Vacuum drainage systems provide an alternative to conventional gravity drainage piping. Such systems typically comprise a vacuum source connected to a collection tank. A main drainage pipe is attached to the collection tank, and one or more collection branches fluidly communicate with the main drainage pipe. Each collection branch typically includes a vertical riser section having an interface valve disposed therein. A buffer for collecting waste fluid from a source is attached to a bottom end of the riser.
In operation, waste fluid initially collects in the buffer. When a fluid level is sensed in the buffer, the interface valve is opened to transfer vacuum to the buffer. The vacuum acts on a downstream side of the buffer, while an upstream side is open to atmosphere. As a result, the vacuum creates a pressure differential across the fluid in the buffer which pushes the fluid up the riser to the main drainage pipe in the form of a discrete volume or slug of waste fluid. During normal operation, the interface valve remains open for an additional period of time to pull a volume of air into the system behind the slug to ensure that the fluid is transported to the main drainage pipe. Depending on the capacity of the vacuum source, the vacuum created in the riser is capable of transporting fluid up vertical lifts, thereby allowing for greater flexibility in locating piping. As a result, vacuum drainage systems simplify installation and renovation of plumbing fixtures.

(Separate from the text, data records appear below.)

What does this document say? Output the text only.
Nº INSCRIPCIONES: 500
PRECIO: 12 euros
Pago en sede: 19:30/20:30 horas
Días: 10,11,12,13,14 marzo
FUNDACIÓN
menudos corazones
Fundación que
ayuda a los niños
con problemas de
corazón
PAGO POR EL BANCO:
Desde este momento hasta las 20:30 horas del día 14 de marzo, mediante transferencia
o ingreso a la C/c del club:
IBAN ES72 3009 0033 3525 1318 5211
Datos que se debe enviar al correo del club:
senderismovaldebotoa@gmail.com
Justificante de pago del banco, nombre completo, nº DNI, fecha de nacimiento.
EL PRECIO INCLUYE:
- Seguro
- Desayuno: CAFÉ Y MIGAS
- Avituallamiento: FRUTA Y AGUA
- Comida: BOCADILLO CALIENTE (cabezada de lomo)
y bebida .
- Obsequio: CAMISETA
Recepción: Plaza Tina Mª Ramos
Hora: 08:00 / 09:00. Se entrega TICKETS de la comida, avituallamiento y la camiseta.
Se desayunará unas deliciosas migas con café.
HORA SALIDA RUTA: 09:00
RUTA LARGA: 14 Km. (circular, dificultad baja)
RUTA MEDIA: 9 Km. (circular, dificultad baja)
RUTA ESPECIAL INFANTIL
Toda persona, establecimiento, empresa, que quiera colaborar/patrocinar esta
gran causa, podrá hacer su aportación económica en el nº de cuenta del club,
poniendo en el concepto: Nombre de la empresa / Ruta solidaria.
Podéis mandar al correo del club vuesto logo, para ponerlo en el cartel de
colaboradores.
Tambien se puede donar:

In many applications, the plumbing fixture always supplies a low volume flow of waste fluid to the buffer, so that the vacuum drainage system operates as described above. Certain plumbing fixtures, however, are capable of delivering a high flow of waste fluid which may cause the system to stall. For example, a vacuum drainage system used to collect waste fluid from a refrigerated case normally receives a low volume flow of condensate from the case. The case, however, is periodically washed, creating a high flow situation. If a wash down occurs when the system has a low vacuum level, a portion of each slug will not reach the top of the riser and will flow back into the buffer. Over time, the riser will become filled with a solid column of fluid. The vacuum source attached to the main vacuum pipe is often sized for a particular riser lift and slug size and, therefore, is often not capable of lifting the solid fluid column through the riser. As a result, the system stalls, unable to accept additional waste fluid, and waste fluid may back up through the buffer and flood the surrounding area. The only previously known solution for preventing such stalling is to select a vacuum source having a greater capacity, which is overly costly and unnecessary during normal operation. Moreover, lifting the solid fluid column up certain lifts is beyond capabilities of any type of vacuum source, and therefore the stalling problem is unresolved.